Go into most offices these days on Christmas Day, and there’s barely any sign that it’s Christmas at all – apart from the fact it’s shut and there’s no one there. And that’s probably because all the Christians have been chased away by jihadists.

Conservative MP Fiona Bruce explained how bad the situation is, with Christians being “fearful” to mention their religion. This is why we should be grateful to heroic freedom fighters such as the people who make Songs of Praise. Every week, like the French Resistance, they risk their lives to broadcast their message to lift the spirits of those who are too terrified to say “Christmas” in public.

Even where Christianity is permitted, Christian children are forced to sing hymns with lines such as “Sun and moon bow down before him”, which is disgracefully disrespectful, suggesting stars and comets and other bits of space don’t bow or even curtsey before GOD, probably because they don’t want to offend the Sikhs.

The Prime Minister finished her comments by saying: “I’m sure we all want to ensure people at work are able to speak quite freely about Christmas.” This is the type of stirring rhetoric we expect from a leader, and next week she’ll probably go even further and proclaim, “And let me tell you this – Christmas means Christmas.”
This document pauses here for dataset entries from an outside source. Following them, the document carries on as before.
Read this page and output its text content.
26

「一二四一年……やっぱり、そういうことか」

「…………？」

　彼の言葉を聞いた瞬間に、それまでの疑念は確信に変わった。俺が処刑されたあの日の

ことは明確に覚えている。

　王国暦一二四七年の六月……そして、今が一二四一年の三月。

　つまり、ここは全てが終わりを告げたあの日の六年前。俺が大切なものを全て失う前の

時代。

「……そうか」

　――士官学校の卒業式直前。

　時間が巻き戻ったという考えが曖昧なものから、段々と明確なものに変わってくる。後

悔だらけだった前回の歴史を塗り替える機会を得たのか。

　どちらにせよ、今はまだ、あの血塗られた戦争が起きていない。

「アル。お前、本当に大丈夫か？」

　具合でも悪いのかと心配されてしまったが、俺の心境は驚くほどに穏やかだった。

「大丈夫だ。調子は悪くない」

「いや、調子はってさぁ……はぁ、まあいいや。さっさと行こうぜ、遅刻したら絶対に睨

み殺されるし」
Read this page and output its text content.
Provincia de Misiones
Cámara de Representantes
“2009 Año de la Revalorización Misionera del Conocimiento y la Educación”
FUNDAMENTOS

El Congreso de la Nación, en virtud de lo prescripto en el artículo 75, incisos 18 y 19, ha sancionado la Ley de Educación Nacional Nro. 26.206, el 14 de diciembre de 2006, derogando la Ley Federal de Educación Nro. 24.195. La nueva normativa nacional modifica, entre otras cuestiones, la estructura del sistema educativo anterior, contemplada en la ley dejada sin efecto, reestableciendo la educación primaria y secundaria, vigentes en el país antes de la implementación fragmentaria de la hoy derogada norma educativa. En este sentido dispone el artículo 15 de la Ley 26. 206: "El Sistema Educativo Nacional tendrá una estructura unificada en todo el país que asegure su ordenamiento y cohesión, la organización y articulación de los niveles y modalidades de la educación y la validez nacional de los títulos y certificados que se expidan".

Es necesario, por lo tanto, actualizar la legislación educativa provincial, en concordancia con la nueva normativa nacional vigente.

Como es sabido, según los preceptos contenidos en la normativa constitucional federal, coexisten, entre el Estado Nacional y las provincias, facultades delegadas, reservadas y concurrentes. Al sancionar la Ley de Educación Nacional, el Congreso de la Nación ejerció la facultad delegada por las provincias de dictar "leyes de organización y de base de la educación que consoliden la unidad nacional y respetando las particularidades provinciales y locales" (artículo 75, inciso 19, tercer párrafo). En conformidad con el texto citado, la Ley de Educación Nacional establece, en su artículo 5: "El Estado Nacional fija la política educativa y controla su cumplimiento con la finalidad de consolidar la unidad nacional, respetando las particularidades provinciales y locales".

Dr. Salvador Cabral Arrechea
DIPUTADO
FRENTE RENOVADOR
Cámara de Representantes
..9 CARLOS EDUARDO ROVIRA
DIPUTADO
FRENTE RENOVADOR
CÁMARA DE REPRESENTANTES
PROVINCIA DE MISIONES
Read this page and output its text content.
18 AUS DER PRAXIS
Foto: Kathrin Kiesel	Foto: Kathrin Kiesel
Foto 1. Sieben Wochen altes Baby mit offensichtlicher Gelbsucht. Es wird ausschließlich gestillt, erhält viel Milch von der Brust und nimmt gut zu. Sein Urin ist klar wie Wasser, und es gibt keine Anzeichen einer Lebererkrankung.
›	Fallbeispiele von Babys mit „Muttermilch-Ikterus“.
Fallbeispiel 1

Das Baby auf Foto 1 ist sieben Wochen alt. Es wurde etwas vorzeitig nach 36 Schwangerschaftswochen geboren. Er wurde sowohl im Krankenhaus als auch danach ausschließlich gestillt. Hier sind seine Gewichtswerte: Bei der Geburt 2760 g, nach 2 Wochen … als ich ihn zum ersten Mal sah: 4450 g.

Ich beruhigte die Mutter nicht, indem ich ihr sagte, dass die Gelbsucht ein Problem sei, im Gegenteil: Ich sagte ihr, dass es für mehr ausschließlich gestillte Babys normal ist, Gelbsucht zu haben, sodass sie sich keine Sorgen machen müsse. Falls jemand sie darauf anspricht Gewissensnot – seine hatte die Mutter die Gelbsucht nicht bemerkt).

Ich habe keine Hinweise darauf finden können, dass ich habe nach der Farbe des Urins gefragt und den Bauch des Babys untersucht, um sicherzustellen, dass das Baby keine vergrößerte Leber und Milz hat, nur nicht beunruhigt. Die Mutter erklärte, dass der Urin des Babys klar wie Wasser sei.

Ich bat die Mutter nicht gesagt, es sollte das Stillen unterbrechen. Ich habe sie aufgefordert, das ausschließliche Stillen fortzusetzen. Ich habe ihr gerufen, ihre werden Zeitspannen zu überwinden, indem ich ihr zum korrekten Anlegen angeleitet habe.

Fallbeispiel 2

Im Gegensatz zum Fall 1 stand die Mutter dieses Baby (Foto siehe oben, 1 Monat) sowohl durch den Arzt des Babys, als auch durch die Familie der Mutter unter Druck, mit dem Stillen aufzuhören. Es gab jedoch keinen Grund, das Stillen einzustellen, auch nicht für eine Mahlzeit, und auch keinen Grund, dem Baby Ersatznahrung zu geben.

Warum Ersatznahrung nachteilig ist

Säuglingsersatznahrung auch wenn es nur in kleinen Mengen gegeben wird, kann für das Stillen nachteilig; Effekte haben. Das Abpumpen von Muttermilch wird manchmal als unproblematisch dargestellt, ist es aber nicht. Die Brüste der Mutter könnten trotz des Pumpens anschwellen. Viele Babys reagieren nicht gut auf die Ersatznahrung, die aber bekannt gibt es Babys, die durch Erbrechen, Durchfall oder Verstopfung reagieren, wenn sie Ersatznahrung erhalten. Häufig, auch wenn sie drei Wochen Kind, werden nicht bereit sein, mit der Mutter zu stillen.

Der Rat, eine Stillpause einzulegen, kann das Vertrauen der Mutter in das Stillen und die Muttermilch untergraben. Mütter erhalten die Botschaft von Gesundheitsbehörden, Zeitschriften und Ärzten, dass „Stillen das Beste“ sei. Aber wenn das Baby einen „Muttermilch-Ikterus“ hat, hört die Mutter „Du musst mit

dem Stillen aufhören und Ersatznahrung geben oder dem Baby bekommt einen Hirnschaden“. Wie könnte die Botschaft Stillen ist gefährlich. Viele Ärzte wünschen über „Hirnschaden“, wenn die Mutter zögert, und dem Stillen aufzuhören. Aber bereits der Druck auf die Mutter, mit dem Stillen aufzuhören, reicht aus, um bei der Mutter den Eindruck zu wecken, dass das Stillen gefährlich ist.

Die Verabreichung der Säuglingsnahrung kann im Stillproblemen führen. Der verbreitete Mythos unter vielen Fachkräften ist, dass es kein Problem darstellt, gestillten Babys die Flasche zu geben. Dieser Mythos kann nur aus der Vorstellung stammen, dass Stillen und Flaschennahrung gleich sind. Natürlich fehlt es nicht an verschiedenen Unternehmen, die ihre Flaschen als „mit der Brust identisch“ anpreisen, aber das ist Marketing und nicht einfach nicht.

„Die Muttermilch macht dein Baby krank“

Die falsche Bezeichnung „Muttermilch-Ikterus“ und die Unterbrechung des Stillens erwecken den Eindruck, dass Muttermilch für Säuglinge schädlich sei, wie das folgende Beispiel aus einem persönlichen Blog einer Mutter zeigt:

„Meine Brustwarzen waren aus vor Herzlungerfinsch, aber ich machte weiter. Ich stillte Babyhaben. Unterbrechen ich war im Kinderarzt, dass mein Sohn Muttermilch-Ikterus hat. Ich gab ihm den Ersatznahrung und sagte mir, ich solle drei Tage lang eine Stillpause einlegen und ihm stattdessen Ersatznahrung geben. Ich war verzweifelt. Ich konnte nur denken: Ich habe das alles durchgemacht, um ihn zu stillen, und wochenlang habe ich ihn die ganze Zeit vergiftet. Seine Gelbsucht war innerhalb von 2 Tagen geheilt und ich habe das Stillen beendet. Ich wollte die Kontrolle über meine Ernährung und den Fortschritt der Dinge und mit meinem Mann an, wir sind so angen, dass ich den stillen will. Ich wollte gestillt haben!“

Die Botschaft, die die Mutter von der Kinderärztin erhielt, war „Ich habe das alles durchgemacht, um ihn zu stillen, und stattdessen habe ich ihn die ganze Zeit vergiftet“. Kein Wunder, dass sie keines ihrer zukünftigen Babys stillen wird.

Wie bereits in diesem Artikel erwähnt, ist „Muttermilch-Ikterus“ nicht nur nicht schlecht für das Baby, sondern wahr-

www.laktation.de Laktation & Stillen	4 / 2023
Because this year at last we have a Prime Minister who won’t tolerate the persecution of people who speak freely about Christmas. For too long we’ve seen armed police bash down doors in a library or a branch of Kwik-Fit, and drag someone away in a van because they’ve been overheard saying “We had a goose this year instead of a turkey, by way of a change.”

The time has come when we should be able to say “I fell asleep after The Chase Christmas Special” without being in fear of our lives.

“Christians have lost their jobs due to their faith”, the report says, and there are too many incidents of this, in which you hear someone was sacked for saying “The LORD Jesus Christ our saviour came into this earth to die for our sins, born of a virgin in Bethlehem, hallelujah” because they’re a bingo caller and say it before each number.

So while some people have mourned the death of Castro as a fighter for liberation of the peasants of Cuba, Theresa May, bless her, is prepared to be the Christian’s Fidel and, finally, make Christmas free.